A breakdown of the increased costs reveals that more than half stem from essential expenses. Housing costs, which represent a significant portion of most budgets, account for nearly a quarter of the added expenses, amounting to $25,104. Record-high home prices and a rise in 30-year mortgage rates are key contributors to this increase, with each percentage point hike adding around $300 to the monthly payment.
Medical expenses also present a substantial burden, with estimates from Milliman indicating a 32% jump, or $3,123, in healthcare costs for a family of four over the past decade. On the other hand, clothing costs have risen less than 3%, according to the Bureau of Labor Statistics.
Food prices have seen a substantial increase of nearly 36% since 2014, with most of the surge occurring between 2021 and 2023. Rising food costs continue to be a source of concern for many Americans, though the moderate-cost grocery plan from the USDA increased by a comparatively lower 19%.

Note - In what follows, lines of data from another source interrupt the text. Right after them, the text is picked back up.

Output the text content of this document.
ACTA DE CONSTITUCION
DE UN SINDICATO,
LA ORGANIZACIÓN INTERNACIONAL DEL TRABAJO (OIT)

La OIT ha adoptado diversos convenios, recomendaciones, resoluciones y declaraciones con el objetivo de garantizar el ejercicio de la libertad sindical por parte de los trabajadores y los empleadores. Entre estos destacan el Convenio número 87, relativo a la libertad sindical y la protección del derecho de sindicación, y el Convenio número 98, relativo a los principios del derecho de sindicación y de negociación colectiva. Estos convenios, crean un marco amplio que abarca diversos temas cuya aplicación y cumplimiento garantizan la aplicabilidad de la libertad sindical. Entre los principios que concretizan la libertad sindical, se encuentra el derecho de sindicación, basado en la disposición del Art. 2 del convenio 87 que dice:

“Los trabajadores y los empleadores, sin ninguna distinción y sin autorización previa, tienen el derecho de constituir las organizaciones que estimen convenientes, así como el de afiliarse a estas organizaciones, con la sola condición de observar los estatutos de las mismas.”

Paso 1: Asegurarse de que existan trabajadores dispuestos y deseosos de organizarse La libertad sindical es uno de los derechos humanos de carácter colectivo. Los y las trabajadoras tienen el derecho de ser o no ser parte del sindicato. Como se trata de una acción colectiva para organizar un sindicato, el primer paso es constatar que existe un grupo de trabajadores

Vacation expenses have also seen a notable surge, with the cost of a week-long getaway now over 73% higher compared to a decade ago. Dining out has become nearly 50% more expensive, as reported by the Consumer Price Index.
Taxation is another aspect that significantly impacts the affordability of the American Dream. The Institute on Taxation and Economic Policy estimates that individuals in this income bracket will pay 28.8% in federal, state, and local taxes this year. Although this is slightly lower than the 2014 tax rate, the increased income means that this fictitious family will still end up paying $7,663 more in taxes.
Nevertheless, even with this level of income, the prospect of their retirement and their children's college education still raises concerns. To ensure a secure future, financial experts suggest maximizing retirement savings by contributing the maximum amount to an IRA or 401(k). Additionally, building up a 529 plan for children's education becomes crucial, as public college tuition has grown by approximately 30% in recent years.
It is important to note that the American Dream is not solely defined by financial wealth. In the pursuit of individual aspirations, the American Dream holds different meanings for different individuals. As Charisse Jones highlighted in a previous USA TODAY article, dreams are aspirational, and their realization is not guaranteed. For some, a comfortable home, a loving family, and some extra savings may already encompass what they consider a fulfilled American Dream.
Despite the increasing costs and ongoing challenges, the question remains: Is the American Dream still worth fighting for? Only time will tell as individuals continue to navigate the ever-changing landscape of personal finance.